Tomas Plekanec vieillit. Il a d’ailleurs célébré son 37e anniversaire de naissance dans les rires et le plaisir le 31 octobre dernier. Mais Plekanec vieillit bien. C’est du moins ce qu’il affirme sans la moindre retenue.

Joint plus tôt cette semaine à Brno où il poursuit sa carrière dans la Ligue élite de sa Tchéquie natale, l’ancien de Canadien assurait d’ailleurs qu’il célébrera avec le même enthousiasme le premier anniversaire de sa retraite avec le Tricolore.

Soumis au ballottage le 9 novembre 2018 afin de permettre à la direction de l’équipe de racheter le contrat d’un an qu’il avait signé l’été précédent, Plekanec était apparu sur l’écran géant le soir suivant alors que les Golden Knights de Vegas rendaient visite à son « ancienne » équipe. Il était l’invité du directeur général du Canadien dans la loge du haut de laquelle il suit les matchs du Tricolore au Centre Bell.

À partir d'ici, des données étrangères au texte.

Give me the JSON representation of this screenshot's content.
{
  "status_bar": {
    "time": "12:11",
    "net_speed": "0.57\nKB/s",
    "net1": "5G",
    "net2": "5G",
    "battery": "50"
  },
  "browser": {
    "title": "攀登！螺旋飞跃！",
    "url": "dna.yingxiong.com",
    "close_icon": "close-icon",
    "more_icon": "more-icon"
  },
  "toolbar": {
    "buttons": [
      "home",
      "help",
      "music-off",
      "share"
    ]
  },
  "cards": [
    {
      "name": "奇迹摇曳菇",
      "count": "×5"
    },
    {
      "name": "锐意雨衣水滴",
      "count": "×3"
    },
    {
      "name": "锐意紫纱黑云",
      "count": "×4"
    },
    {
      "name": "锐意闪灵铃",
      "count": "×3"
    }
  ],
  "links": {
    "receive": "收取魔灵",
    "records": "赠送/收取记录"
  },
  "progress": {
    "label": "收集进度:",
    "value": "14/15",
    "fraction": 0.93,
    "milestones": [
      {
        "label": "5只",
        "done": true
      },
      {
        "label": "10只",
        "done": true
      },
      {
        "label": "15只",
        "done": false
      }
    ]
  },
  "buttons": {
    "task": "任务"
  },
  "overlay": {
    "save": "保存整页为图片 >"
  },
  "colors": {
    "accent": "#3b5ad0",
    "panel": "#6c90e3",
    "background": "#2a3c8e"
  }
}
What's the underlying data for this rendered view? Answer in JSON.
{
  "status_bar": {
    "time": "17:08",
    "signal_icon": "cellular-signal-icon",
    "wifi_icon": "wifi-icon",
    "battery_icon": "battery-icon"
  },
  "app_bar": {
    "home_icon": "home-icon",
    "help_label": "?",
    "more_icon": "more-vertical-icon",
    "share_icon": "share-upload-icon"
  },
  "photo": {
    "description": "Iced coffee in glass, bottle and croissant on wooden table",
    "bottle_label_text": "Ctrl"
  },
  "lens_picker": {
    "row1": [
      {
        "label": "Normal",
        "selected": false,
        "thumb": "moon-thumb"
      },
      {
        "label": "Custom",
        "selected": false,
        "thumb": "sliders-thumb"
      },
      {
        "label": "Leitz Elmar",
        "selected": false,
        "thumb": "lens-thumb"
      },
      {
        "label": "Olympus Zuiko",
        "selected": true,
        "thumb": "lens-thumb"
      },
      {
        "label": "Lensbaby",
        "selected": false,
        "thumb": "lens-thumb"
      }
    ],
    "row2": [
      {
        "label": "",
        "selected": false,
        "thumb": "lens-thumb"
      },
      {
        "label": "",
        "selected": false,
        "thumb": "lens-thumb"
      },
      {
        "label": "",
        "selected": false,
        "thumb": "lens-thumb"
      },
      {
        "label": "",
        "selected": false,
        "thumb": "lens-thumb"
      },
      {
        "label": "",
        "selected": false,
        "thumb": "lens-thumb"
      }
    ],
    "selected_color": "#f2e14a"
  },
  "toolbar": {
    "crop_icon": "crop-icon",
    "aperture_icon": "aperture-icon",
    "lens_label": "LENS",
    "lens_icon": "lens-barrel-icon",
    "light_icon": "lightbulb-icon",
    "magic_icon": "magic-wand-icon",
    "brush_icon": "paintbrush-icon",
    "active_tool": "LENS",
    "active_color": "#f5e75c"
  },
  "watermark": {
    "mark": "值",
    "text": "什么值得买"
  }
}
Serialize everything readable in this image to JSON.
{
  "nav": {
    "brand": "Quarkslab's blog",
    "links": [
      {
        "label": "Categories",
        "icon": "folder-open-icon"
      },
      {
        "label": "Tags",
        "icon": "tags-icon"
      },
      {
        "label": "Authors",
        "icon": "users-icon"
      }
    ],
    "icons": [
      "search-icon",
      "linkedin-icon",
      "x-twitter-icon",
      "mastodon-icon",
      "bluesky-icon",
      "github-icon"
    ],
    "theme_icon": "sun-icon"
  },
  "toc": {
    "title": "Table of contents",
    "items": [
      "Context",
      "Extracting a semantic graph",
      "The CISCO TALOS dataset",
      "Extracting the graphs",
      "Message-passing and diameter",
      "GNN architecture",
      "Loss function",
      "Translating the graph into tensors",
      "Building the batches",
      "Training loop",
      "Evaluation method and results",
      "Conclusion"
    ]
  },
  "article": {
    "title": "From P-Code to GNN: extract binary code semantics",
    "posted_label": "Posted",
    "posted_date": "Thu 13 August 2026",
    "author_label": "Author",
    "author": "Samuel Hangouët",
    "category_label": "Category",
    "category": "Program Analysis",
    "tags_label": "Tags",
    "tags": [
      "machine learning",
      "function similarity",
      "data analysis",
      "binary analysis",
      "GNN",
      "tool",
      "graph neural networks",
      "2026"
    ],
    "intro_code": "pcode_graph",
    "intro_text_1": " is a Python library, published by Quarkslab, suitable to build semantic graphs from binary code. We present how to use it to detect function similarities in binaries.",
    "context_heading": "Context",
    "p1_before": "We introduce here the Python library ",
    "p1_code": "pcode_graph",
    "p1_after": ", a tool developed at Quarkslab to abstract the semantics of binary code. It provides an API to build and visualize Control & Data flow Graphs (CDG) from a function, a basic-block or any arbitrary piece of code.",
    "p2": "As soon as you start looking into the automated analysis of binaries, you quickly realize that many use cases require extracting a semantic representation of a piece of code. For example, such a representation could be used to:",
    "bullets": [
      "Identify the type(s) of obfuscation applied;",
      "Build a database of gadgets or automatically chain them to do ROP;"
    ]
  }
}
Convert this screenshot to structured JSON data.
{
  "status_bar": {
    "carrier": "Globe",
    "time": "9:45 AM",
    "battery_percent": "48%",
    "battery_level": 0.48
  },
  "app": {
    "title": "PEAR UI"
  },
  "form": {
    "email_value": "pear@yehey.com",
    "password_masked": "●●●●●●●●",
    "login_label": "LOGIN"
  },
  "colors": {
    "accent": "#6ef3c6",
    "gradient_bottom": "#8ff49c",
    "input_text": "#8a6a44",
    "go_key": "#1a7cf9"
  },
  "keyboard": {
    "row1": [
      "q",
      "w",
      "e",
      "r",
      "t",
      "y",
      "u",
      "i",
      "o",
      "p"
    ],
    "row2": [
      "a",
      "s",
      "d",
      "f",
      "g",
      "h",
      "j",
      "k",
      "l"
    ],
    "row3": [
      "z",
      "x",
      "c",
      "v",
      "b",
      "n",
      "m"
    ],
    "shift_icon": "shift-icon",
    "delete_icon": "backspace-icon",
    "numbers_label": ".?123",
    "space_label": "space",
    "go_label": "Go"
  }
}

La veille, aux côtés de Marc Bergevin, Plekanec commentait sa retraite imminente. Car bien qu'il ait été offert à tous, il était clair qu’aucune des 30 autres formations n’allait signifier un intérêt pour acquérir ses services... et son contrat d’une valeur de 2,25 millions $.

Une prétention qui s’est avérée 24 heures plus tard.

« Les émotions associées à cet épisode difficile sont passées. Je ne garde que les bons souvenirs et je t’assure que ce premier anniversaire ne viendra pas leur porter ombrage », que Plekanec lance à l’autre bout du fil.

« J’ai vécu des grands moments à Montréal. Le Canadien représentait tout à mes yeux. C’est encore vrai un an après mon départ. Et ce le sera pour toujours. La Ligue nationale est la meilleure ligue de hockey au monde. Le Canadien est la plus grande organisation de cette ligue. Je n’ai pas eu la chance de soulever la coupe Stanley, mais j’ai vécu des moments grandioses avec cette équipe et tous mes coéquipiers avec qui j’ai partagé ce vestiaire mythique. Montréal est ma ville d’adoption. C’est là où je me sens le mieux après Kladno, ma ville natale. J’y retourne avec plaisir et y retournerai toujours avec le même plaisir parce que les souvenirs associés à mes 14 années là-bas sont beaux et impérissables», indique celui qui a disputé 1001 matchs dans la LNH, dont 984 dans l’uniforme du Tricolore.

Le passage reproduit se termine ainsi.